Le deuxième grand voyageur hispano-musulman fut Ibn Ÿubair al-Balansí («le Valencien»), né à Valence en 1145 et mort lors de son troisième voyage, à Alexandrie, en Égypte, en 1217. Sa célèbre Rihla fait référence à son premier voyage, le celle qui fit entre le 15 février 1183 et le 25 avril 1185, traversant la Méditerranée et visitant l’Égypte, La Mecque, la Syrie, l’Irak, la Palestine, la Sardaigne, la Sicile et la Crète.

La Rihla de Ibn Ÿubair, l’un des textes narratifs les plus fiables et les plus documentés de la fin du XIIe siècle (cf. Ibn Ÿubayr : À travers l’Orient.

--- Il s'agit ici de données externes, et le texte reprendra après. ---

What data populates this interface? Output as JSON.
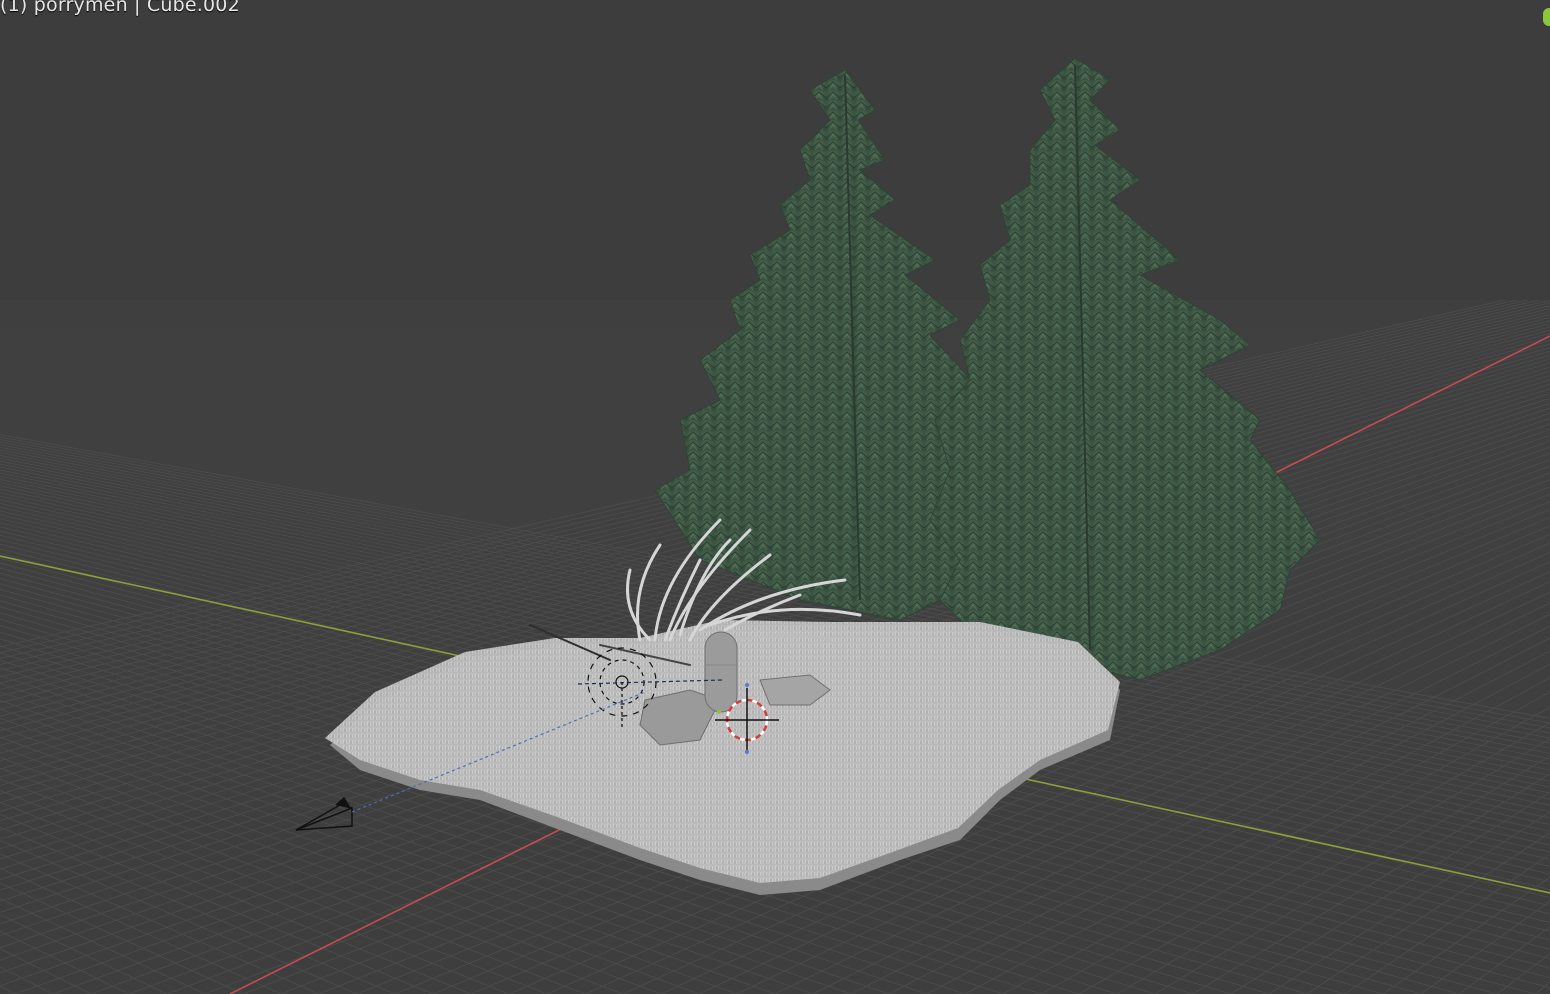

Le XIIe siècle sous mes yeux, traduction et notes de Felipe Maíllo Salgado, Ediciones del Serbal , Barcelone, 1988), est l’une des sources les plus importantes à la disposition de l’historien pour savoir comment étaient le monde islamique, la Sicile normande, la navigation en Méditerranée et les relations entre musulmans et chrétiens au XIIe siècle.

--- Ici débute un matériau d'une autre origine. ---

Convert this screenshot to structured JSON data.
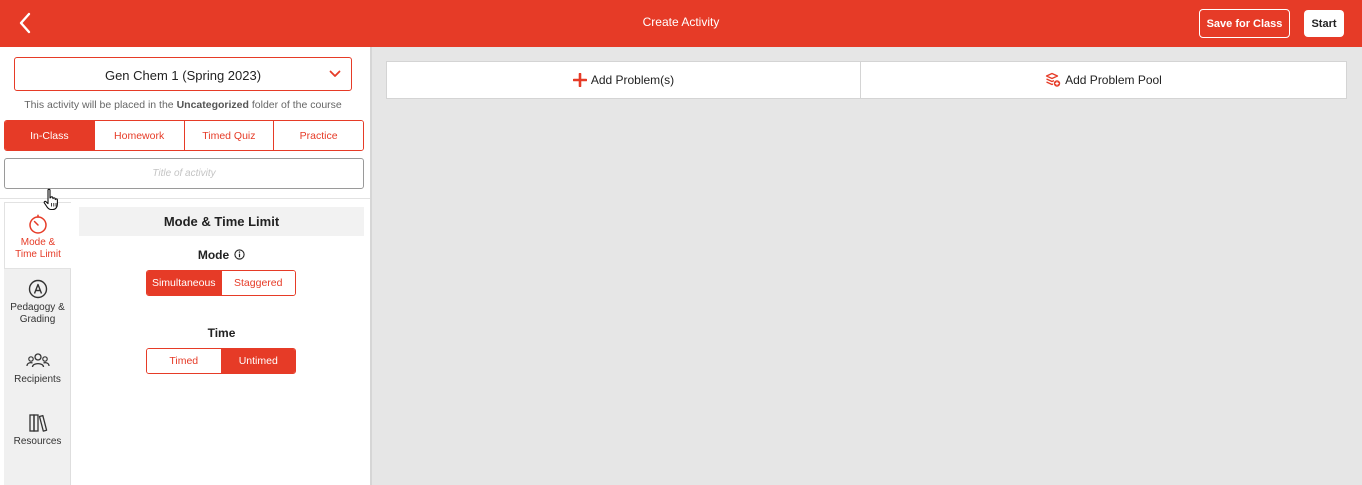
{
  "header": {
    "title": "Create Activity",
    "save_label": "Save for Class",
    "start_label": "Start",
    "back_icon": "chevron-left-icon",
    "brand_color": "#e63b27"
  },
  "course": {
    "selected": "Gen Chem 1 (Spring 2023)",
    "chevron_icon": "chevron-down-icon"
  },
  "placement": {
    "prefix": "This activity will be placed in the ",
    "folder": "Uncategorized",
    "suffix": " folder of the course"
  },
  "activity_types": {
    "items": [
      "In-Class",
      "Homework",
      "Timed Quiz",
      "Practice"
    ],
    "active": "In-Class"
  },
  "title_input": {
    "value": "",
    "placeholder": "Title of activity"
  },
  "side_nav": {
    "items": [
      {
        "label_line1": "Mode &",
        "label_line2": "Time Limit",
        "icon": "timer-icon",
        "active": true
      },
      {
        "label_line1": "Pedagogy &",
        "label_line2": "Grading",
        "icon": "compass-icon",
        "active": false
      },
      {
        "label_line1": "Recipients",
        "label_line2": "",
        "icon": "users-icon",
        "active": false
      },
      {
        "label_line1": "Resources",
        "label_line2": "",
        "icon": "books-icon",
        "active": false
      }
    ]
  },
  "mode_section": {
    "title": "Mode & Time Limit",
    "mode_label": "Mode",
    "mode_options": [
      "Simultaneous",
      "Staggered"
    ],
    "mode_selected": "Simultaneous",
    "time_label": "Time",
    "time_options": [
      "Timed",
      "Untimed"
    ],
    "time_selected": "Untimed"
  },
  "workspace": {
    "add_problem_label": "Add Problem(s)",
    "add_pool_label": "Add Problem Pool",
    "add_problem_icon": "plus-icon",
    "add_pool_icon": "stack-add-icon"
  }
}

Parmi les piliers de l’éducation qu’elle a définis (apprendre à vivre ensemble, à savoir, à faire et à être), la Commission de l’éducation de l’UNESCO, présidée par Jacques Delors, considère le premier comme le plus important :

« Il s’agit d’apprendre à vivre ensemble en développant une connaissance de l’autre, de son histoire, de ses traditions et de sa spiritualité… qui permet de refonder une modernité sur la communication d’individus et de groupes à la fois semblables et différents » (L’Éducation. Un tresor est cache dedans, Unesco, Paris, 1996, page 18 ; Alain Touraine : Pouvons-nous vivre ensemble ? La discussion en suspens ; Le destin de l’homme dans le village planétaire, FCE, Buenos Aires, 1997).